Domain Name Dispute Resolution

Wednesday, Jul 8, 2009 12:00 pm
William Barnes

My latest IPilogue article What Jay Leno taught me about domain disputes should be up by now. It presented an interesting problem. Topics at IPilogue are assigned by email a few days in advance. We generally just get a link to a news article. But while the article I got on Jay Leno made it sound like a big deal, the case was actually the equivalent of a zoning dispute. There was nothing in it that hadn’t been said a thousand times before (the case was actually copy-and-pasted from an earlier case by the same panelist). Like I said, this presented me with a problem. I didn’t have time to get in touch with the editors and I didn’t have anything compelling to write about.

I solved (I think) this problem by noticing that everything had been said a thousand times before and yet I had never heard it before. There are five types of articles on domain dispute resolution: (1) celebrity gains control of HisOrHerName.com, (2) evil corporation steals Pokey.org from 12 year old kid, (3) case demonstrates that dispute resolution doesn’t work, (4) technological or social change means end to dispute resolution, (5) jokers keep control of obviously infringing website with wacky donkey argument. I did a lot of research for this article and this list is exhaustive. So I figured I could sneak in a little article on the criteria governing the process and though it might not be compelling, it might be useful.

I left out of the article a scenario that seems plausible to me but I cannot find any evidence of having occurred. What if a person registered a famous trademark and used it for a personal website? Let’s say, for a more concrete example, I registered CocaCola.com and put my blog up there. I’m not competing with Coke, but I’m getting some traffic that is meant for them. I am not sure what way that would go. There is an exception for valid commercial uses and where the domain is a nickname. But what if I just wanted to steal Coke’s traffic for my non-commercial site and had no other reason to use that domain?

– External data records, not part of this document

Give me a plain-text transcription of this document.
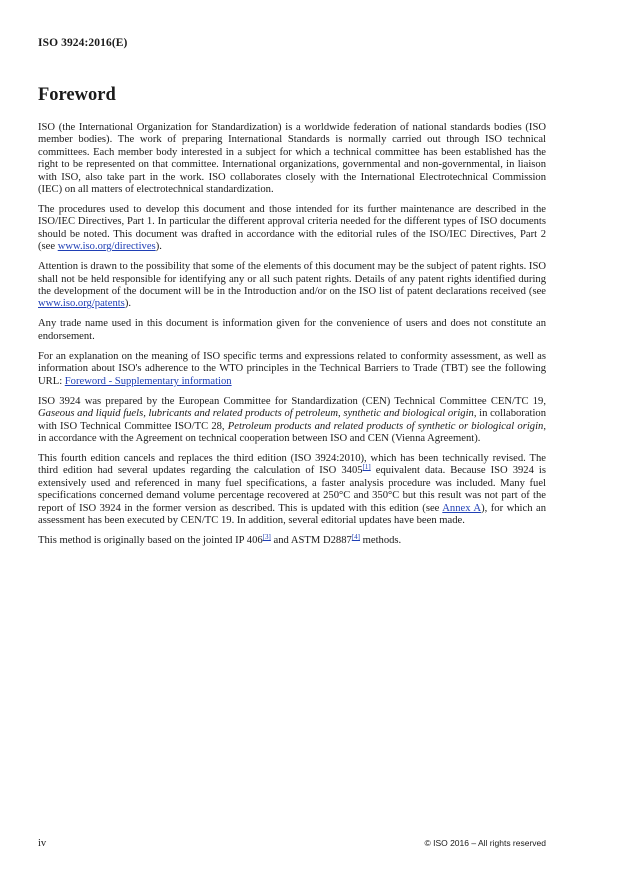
ISO 3924:2016(E)
Foreword

ISO (the International Organization for Standardization) is a worldwide federation of national standards bodies (ISO member bodies). The work of preparing International Standards is normally carried out through ISO technical committees. Each member body interested in a subject for which a technical committee has been established has the right to be represented on that committee. International organizations, governmental and non-governmental, in liaison with ISO, also take part in the work. ISO collaborates closely with the International Electrotechnical Commission (IEC) on all matters of electrotechnical standardization.

The procedures used to develop this document and those intended for its further maintenance are described in the ISO/IEC Directives, Part 1. In particular the different approval criteria needed for the different types of ISO documents should be noted. This document was drafted in accordance with the editorial rules of the ISO/IEC Directives, Part 2 (see www.iso.org/directives).

Attention is drawn to the possibility that some of the elements of this document may be the subject of patent rights. ISO shall not be held responsible for identifying any or all such patent rights. Details of any patent rights identified during the development of the document will be in the Introduction and/or on the ISO list of patent declarations received (see www.iso.org/patents).

Any trade name used in this document is information given for the convenience of users and does not constitute an endorsement.

For an explanation on the meaning of ISO specific terms and expressions related to conformity assessment, as well as information about ISO's adherence to the WTO principles in the Technical Barriers to Trade (TBT) see the following URL: Foreword - Supplementary information

ISO 3924 was prepared by the European Committee for Standardization (CEN) Technical Committee CEN/TC 19, Gaseous and liquid fuels, lubricants and related products of petroleum, synthetic and biological origin, in collaboration with ISO Technical Committee ISO/TC 28, Petroleum products and related products of synthetic or biological origin, in accordance with the Agreement on technical cooperation between ISO and CEN (Vienna Agreement).

This fourth edition cancels and replaces the third edition (ISO 3924:2010), which has been technically revised. The third edition had several updates regarding the calculation of ISO 3405[1] equivalent data. Because ISO 3924 is extensively used and referenced in many fuel specifications, a faster analysis procedure was included. Many fuel specifications concerned demand volume percentage recovered at 250°C and 350°C but this result was not part of the report of ISO 3924 in the former version as described. This is updated with this edition (see Annex A), for which an assessment has been executed by CEN/TC 19. In addition, several editorial updates have been made.

This method is originally based on the jointed IP 406[3] and ASTM D2887[4] methods.

iv	© ISO 2016 – All rights reserved
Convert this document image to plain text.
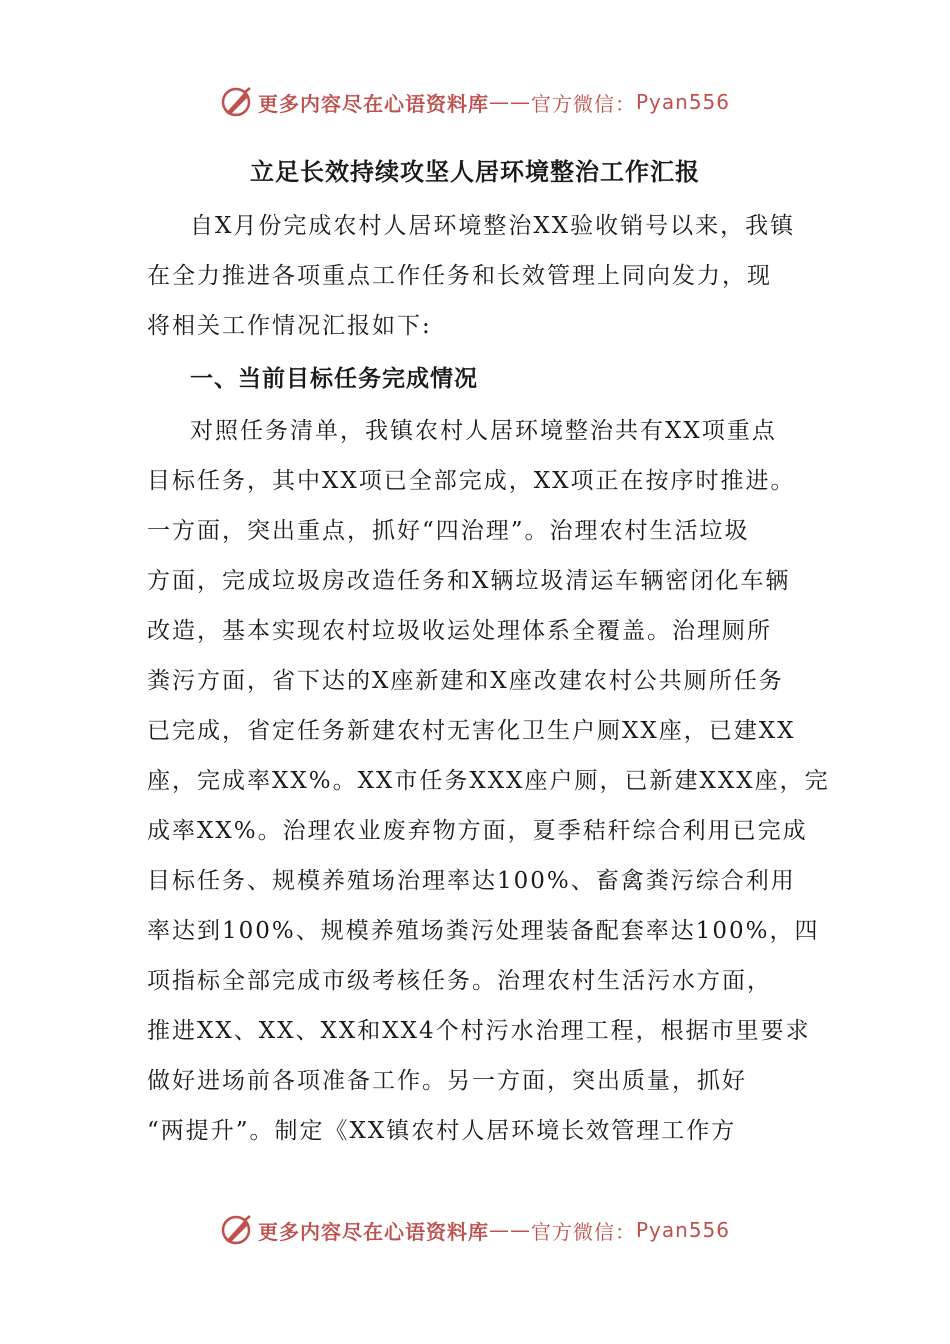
更多内容尽在心语资料库 —— 官方微信： Pyan556
立足长效持续攻坚人居环境整治工作汇报
自X月份完成农村人居环境整治XX验收销号以来，我镇
在全力推进各项重点工作任务和长效管理上同向发力，现
将相关工作情况汇报如下:
一、当前目标任务完成情况
对照任务清单，我镇农村人居环境整治共有XX项重点
目标任务，其中XX项已全部完成，XX项正在按序时推进。
一方面，突出重点，抓好“四治理”。治理农村生活垃圾
方面，完成垃圾房改造任务和X辆垃圾清运车辆密闭化车辆
改造，基本实现农村垃圾收运处理体系全覆盖。治理厕所
粪污方面，省下达的X座新建和X座改建农村公共厕所任务
已完成，省定任务新建农村无害化卫生户厕XX座，已建XX
座，完成率XX%。XX市任务XXX座户厕，已新建XXX座，完
成率XX%。治理农业废弃物方面，夏季秸秆综合利用已完成
目标任务、规模养殖场治理率达100%、畜禽粪污综合利用
率达到100%、规模养殖场粪污处理装备配套率达100%，四
项指标全部完成市级考核任务。治理农村生活污水方面，
推进XX、XX、XX和XX4个村污水治理工程，根据市里要求
做好进场前各项准备工作。另一方面，突出质量，抓好
“两提升”。制定《XX镇农村人居环境长效管理工作方
更多内容尽在心语资料库 —— 官方微信： Pyan556
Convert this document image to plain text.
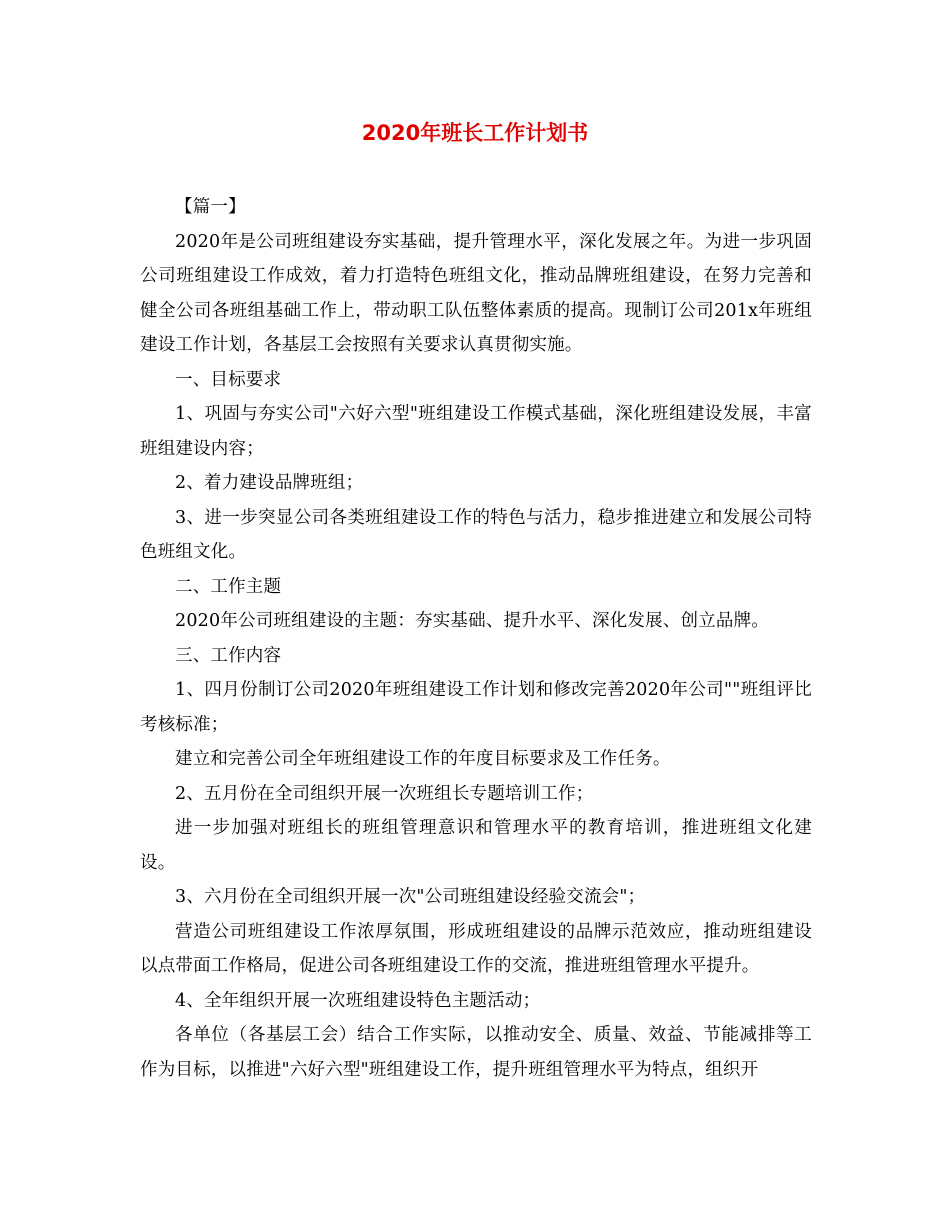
2020年班长工作计划书

【篇一】

2020年是公司班组建设夯实基础，提升管理水平，深化发展之年。为进一步巩固公司班组建设工作成效，着力打造特色班组文化，推动品牌班组建设，在努力完善和健全公司各班组基础工作上，带动职工队伍整体素质的提高。现制订公司201x年班组建设工作计划，各基层工会按照有关要求认真贯彻实施。

一、目标要求

1、巩固与夯实公司"六好六型"班组建设工作模式基础，深化班组建设发展，丰富班组建设内容；

2、着力建设品牌班组；

3、进一步突显公司各类班组建设工作的特色与活力，稳步推进建立和发展公司特色班组文化。

二、工作主题

2020年公司班组建设的主题：夯实基础、提升水平、深化发展、创立品牌。

三、工作内容

1、四月份制订公司2020年班组建设工作计划和修改完善2020年公司""班组评比考核标准；

建立和完善公司全年班组建设工作的年度目标要求及工作任务。

2、五月份在全司组织开展一次班组长专题培训工作；

进一步加强对班组长的班组管理意识和管理水平的教育培训，推进班组文化建设。

3、六月份在全司组织开展一次"公司班组建设经验交流会"；

营造公司班组建设工作浓厚氛围，形成班组建设的品牌示范效应，推动班组建设以点带面工作格局，促进公司各班组建设工作的交流，推进班组管理水平提升。

4、全年组织开展一次班组建设特色主题活动；

各单位（各基层工会）结合工作实际，以推动安全、质量、效益、节能减排等工作为目标，以推进"六好六型"班组建设工作，提升班组管理水平为特点，组织开
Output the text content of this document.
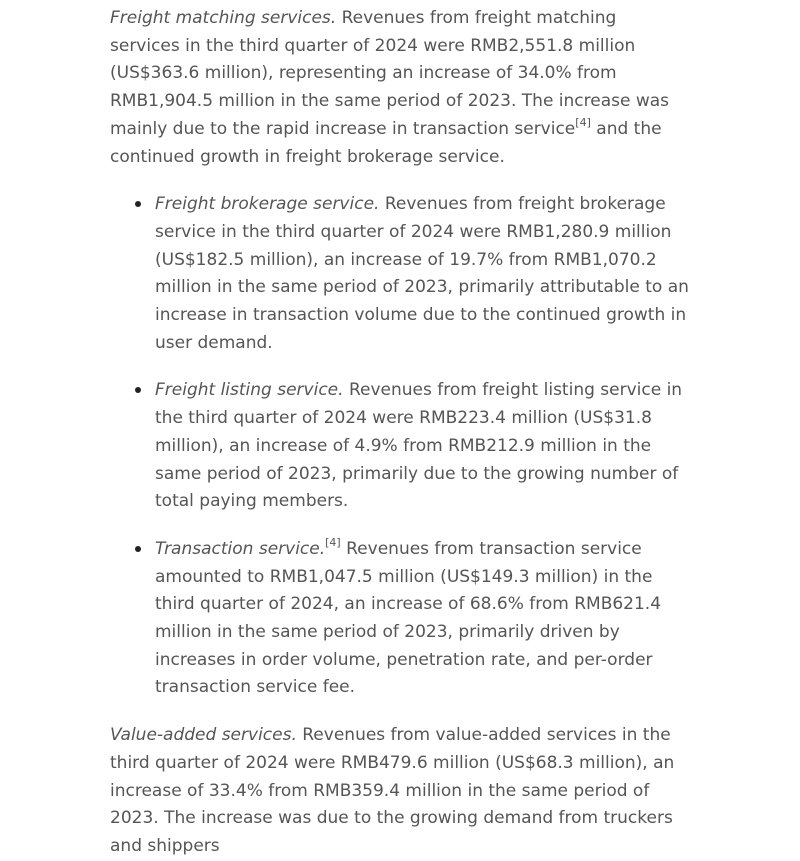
Freight matching services. Revenues from freight matching services in the third quarter of 2024 were RMB2,551.8 million (US$363.6 million), representing an increase of 34.0% from RMB1,904.5 million in the same period of 2023. The increase was mainly due to the rapid increase in transaction service[4] and the continued growth in freight brokerage service.

Freight brokerage service. Revenues from freight brokerage service in the third quarter of 2024 were RMB1,280.9 million (US$182.5 million), an increase of 19.7% from RMB1,070.2 million in the same period of 2023, primarily attributable to an increase in transaction volume due to the continued growth in user demand.
Freight listing service. Revenues from freight listing service in the third quarter of 2024 were RMB223.4 million (US$31.8 million), an increase of 4.9% from RMB212.9 million in the same period of 2023, primarily due to the growing number of total paying members.
Transaction service.[4] Revenues from transaction service amounted to RMB1,047.5 million (US$149.3 million) in the third quarter of 2024, an increase of 68.6% from RMB621.4 million in the same period of 2023, primarily driven by increases in order volume, penetration rate, and per-order transaction service fee.

Value-added services. Revenues from value-added services in the third quarter of 2024 were RMB479.6 million (US$68.3 million), an increase of 33.4% from RMB359.4 million in the same period of 2023. The increase was due to the growing demand from truckers and shippers
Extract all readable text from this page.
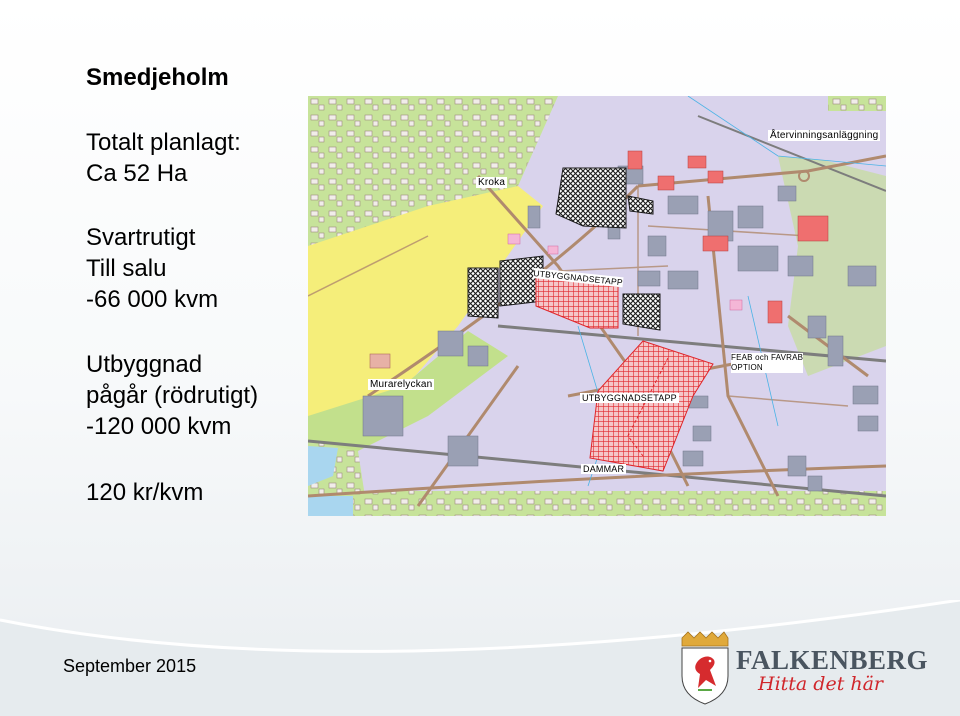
Smedjeholm
Totalt planlagt:
Ca 52 Ha
Svartrutigt
Till salu
-66 000 kvm
Utbyggnad
pågår (rödrutigt)
-120 000 kvm
120 kr/kvm
Återvinningsanläggning
Kroka
UTBYGGNADSETAPP
UTBYGGNADSETAPP
FEAB och FAVRAB
OPTION
Murarelyckan
DAMMAR
September 2015	FALKENBERG
Hitta det här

Also, while writing this I got to think about an idea I had a while back (I think I posted it on IPilogue someplace). Someone should start a username registry:

  1. Trademark owners and celebrities register their desired usernames
  2. New social networks and websites reserve those names
  3. One in a thousand social networks becomes worth joining
  4. Trademark owners pay to the network a price based on size or some other metric for the reserved name

That way, when the next Twitter comes along, CNN can be sure that newtwitter.com/CNN is available. They’ll have to pay for the privilege, but they won’t be penalized for not being early adopters. It also means a little free money for the social network.

Cybercrime

Wednesday, May 13, 2009 9:18 am
William Barnes

The word is starting to grow on me. I used to really dislike it. It sounded like something out of a Saturday morning cartoon. Mostly it (along with “cyberspace”) just encourages people to talk about the Internet as if it were a place. The Internet isn’t a place, it’s a bunch of computers and wires that talk to each other. The whole “cyberspace” metaphor is useful for quickly explaining something, but it doesn’t really represent what is going on in your computer.

My first IPilogue article was just published: What is Cybercrime? It’s mainly a comment on another article on the same subject which basically defines cybercrimes as crimes taking place in cyberspace and then concludes that none exist: all cybercrimes are just regular crimes adapted to work in cyberspace. The author does, in a later article, express a little embarrassment at the term but she does not acknowledge its unsuitability. I say rather that cybercrimes are just unique computer crimes. They’re crimes that weren’t possible without computers but they don’t require us to invent some kind of allegory to make them fit into our existing system of criminal laws.

IPilogue

Thursday, Apr 2, 2009 10:26 pm
William Barnes

IPilogue is Osgoode Hall Law School’s student run IP blog. They run a short article on a topic in IP almost every day. A few weeks ago, I noticed a posting on the website calling for editors. I saw that the job description didn’t specifically say “You must be an Osgoode student”, so I sent an email asking if they would accept an application from me. Turns out they would. Then it turned out that they accepted me as an editor. Pretty cool.

I had my very first meeting today. I was rather nervous at the beginning, being the only non-Osgoode student. But after that wore off, it went pretty well. After I introduced myself as being a first year from UofT, two of the people who came after introduced themselves as being from Osgoode. I don’t know whether to read anything into that. Everybody seems very nice. I wish I could have stayed a bit longer to meet some of the people who stayed behind, but I had to run to start my three hour journey home. Next time I have to go to Osgoode, I drive.

In related news: what kind of a word is “cybercrime”? It sounds like what RoboCop would fight. Or some kind of scary title for a Dateline episode: “You could be a victim of Cybercrime.” Computer crime has too many syllables. I suppose cybercrime is catchy, but something about the word just makes me feel uncomfortable. Maybe it’s a geek thing. I’m too used to cringing whenever a non-tech tries to talk about computers or the internet. And I’ve just come to associate the prefix “cyber” with non-techies. Wow. I learned something about myself. Justice McLachlin (as she then was) was right: expression can be a tool for self-realization.